School repairs will just have to get done "in house" using the existing budget. Should pupils need some golly gee whiz equipment or cutting edge electronics then HOLD A BAKE SALE!

As it stands currently, I would rather see my local fire station equipped and manned again for my and others safety and piece of mind (as well as a reduction in fire hazard insurance rates).

Mark Simmons

It’s time for the MUSD to reach out to private corporate entities to fund their projects instead of asking property owners to foot the bill. We taxpayers are already taxed enough! Our properties shouldn’t be viewed as an “open checkbook!” Indeed, have a bake sale or various other fundraisers. Budget better. Your problem isn’t mine or other hard-working taxpayers problems! NO on Measure C!


NO ON MEASURE C. NO MORE TAXES. I am middle class, and all told (Property, sales, income etc.) I am paying close to 20% of my income on taxes.

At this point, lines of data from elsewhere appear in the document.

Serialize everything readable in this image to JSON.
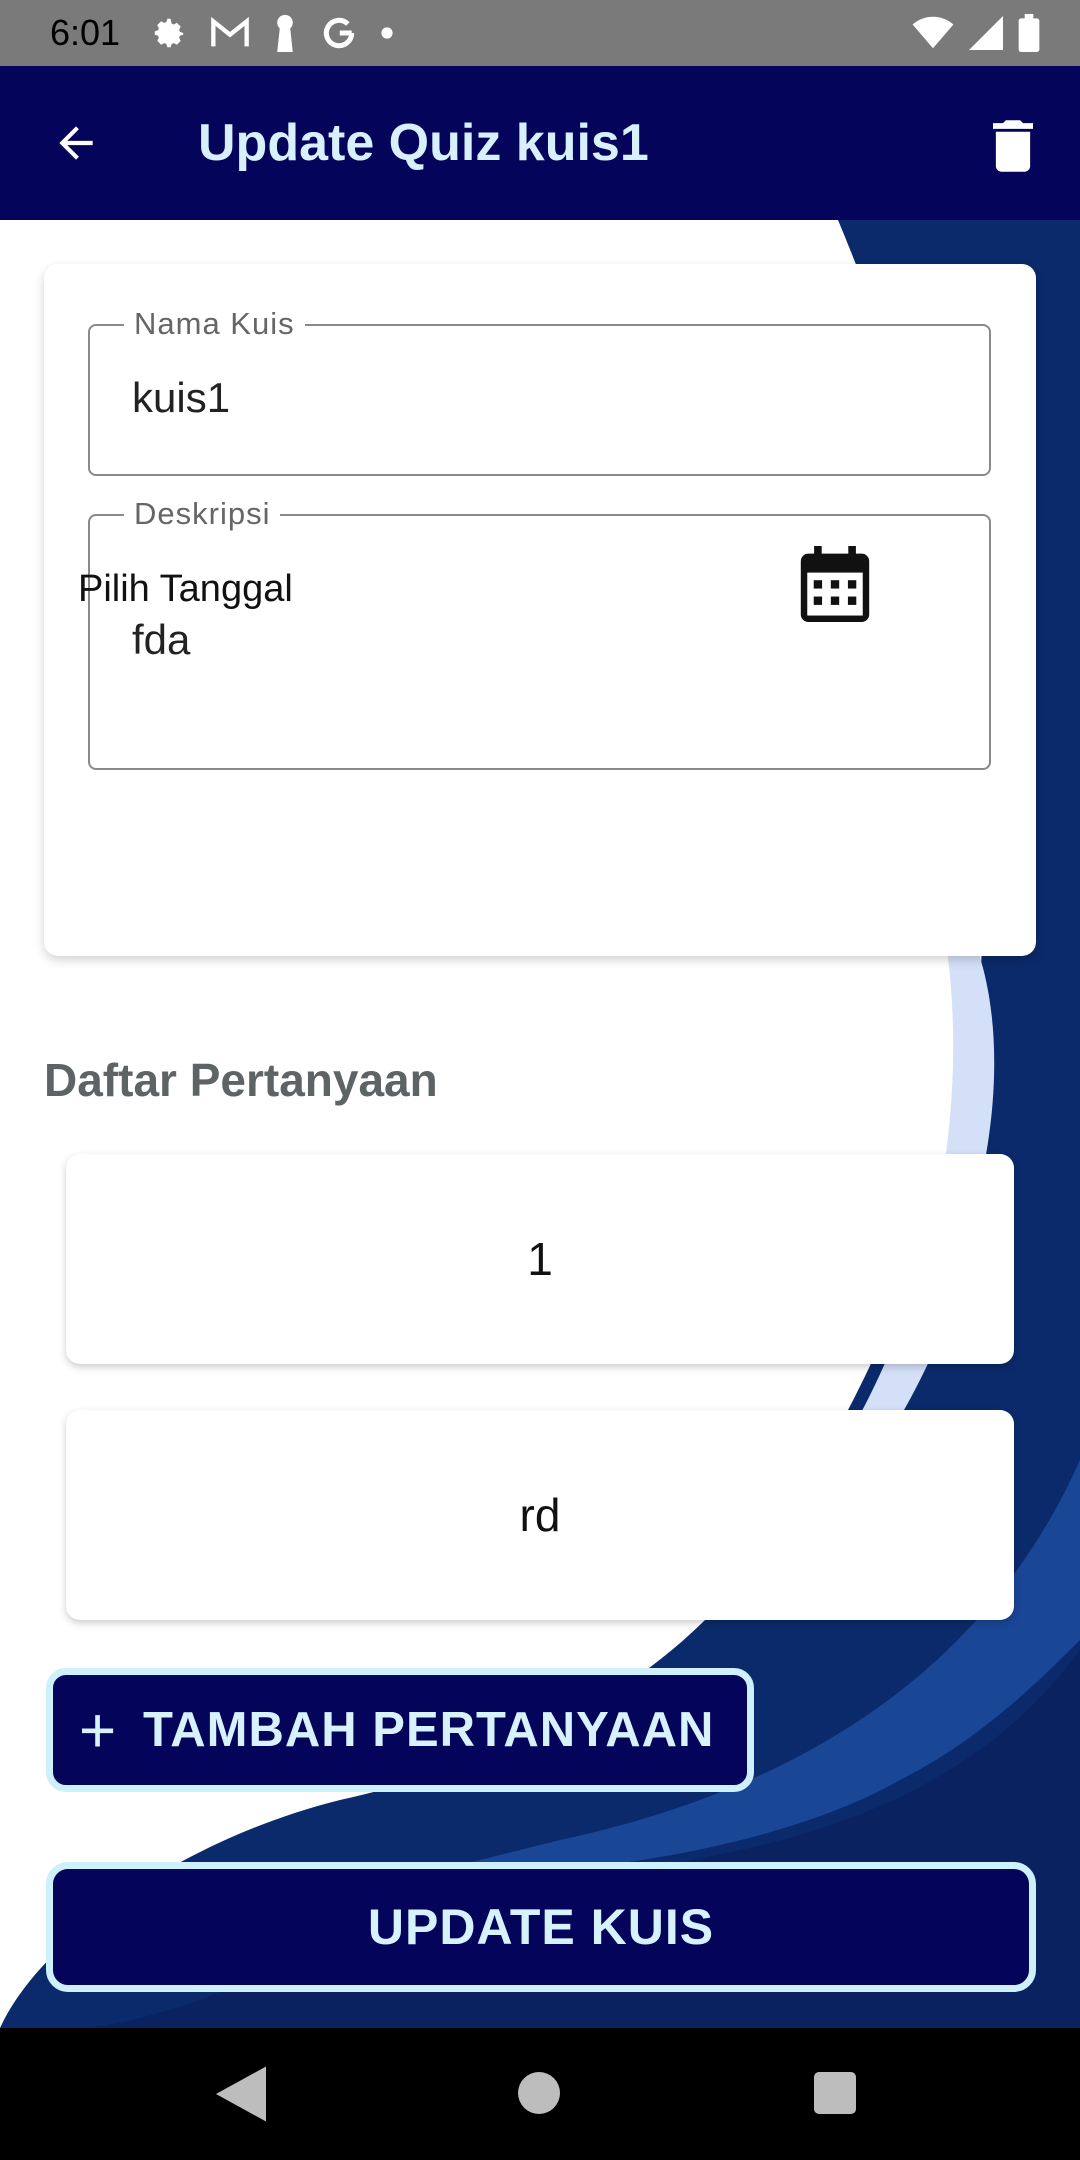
{
  "status_bar": {
    "time": "6:01"
  },
  "app_bar": {
    "title": "Update Quiz kuis1"
  },
  "form": {
    "name_label": "Nama Kuis",
    "name_value": "kuis1",
    "description_label": "Deskripsi",
    "description_value": "fda",
    "date_label": "Pilih Tanggal"
  },
  "questions": {
    "title": "Daftar Pertanyaan",
    "items": [
      {
        "label": "1"
      },
      {
        "label": "rd"
      }
    ]
  },
  "actions": {
    "add_label": "TAMBAH PERTANYAAN",
    "update_label": "UPDATE KUIS"
  },
  "colors": {
    "app_bar": "#04045a",
    "title_text": "#d8effc",
    "button_border": "#cdf0fb",
    "background_wave": "#0b2a6b"
  }
}
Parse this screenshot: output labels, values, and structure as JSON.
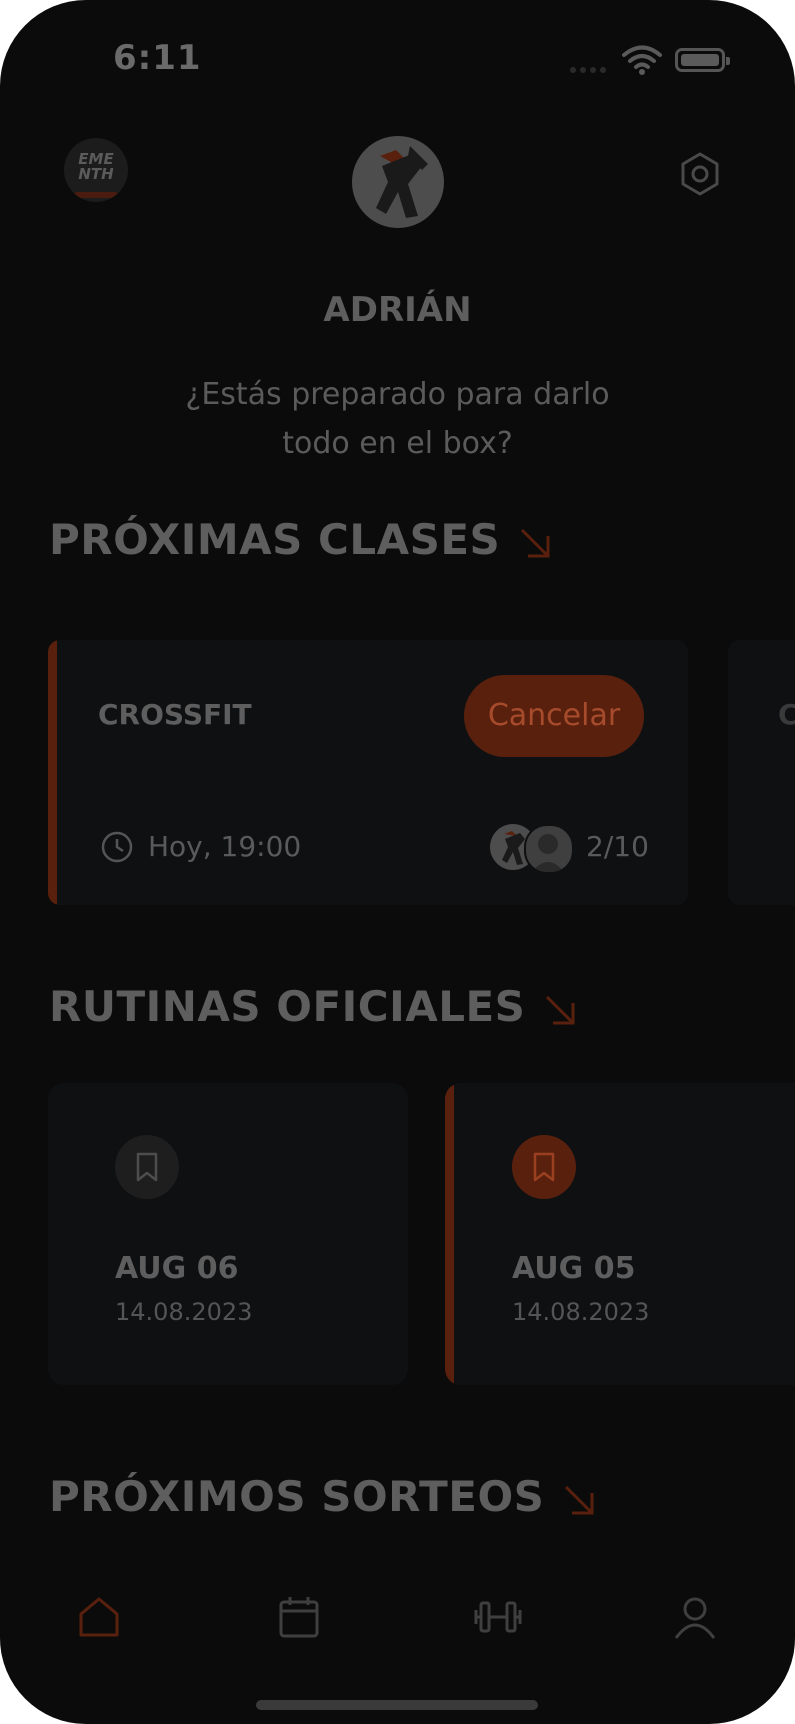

Enough is enough. NO ON MEASURE C and the new PROP 13. Vote out the taxers, get rid of Newsome, NO MORE TAXES.

Branson Hunter

Mark S., MUSD has experience in reaching out to corporate entities to fund their projects.MUSD

Branson Hunter

...MSUD reach out and successfully secured Casino money to fund their promotion of Measure C. MUSD found a loophole to subvert the law and to Hoodwink property owners.

Mark Simmons

Branson, I didn’t know that. I appreciate that little tidbit of information. Thanks! M-


An Aquatic Center won’t save the kids we’re losing. Charter Schools can become as corrupt as the district. There have been some good people who have banded together to help our kids in earnest.

The Superintendent does everything possible to shutdown anything that threatens losing their seat time money. We have kids who are not going to school. We end up supporting them because Government Assistance becomes a life style.

The real unfinished project, is adding classrooms, teachers, and school options that give parents a choice. We’re losing a generation to a lackluster approach. Things like the Aquatic center will be viewed from the windows of class rooms with a 35 to 1 teacher ratio. It’s unrealistic and the data is showing it.

If I was broke and asked for gas money but bought a new shiny pair of rims for my car, how would that make you feel?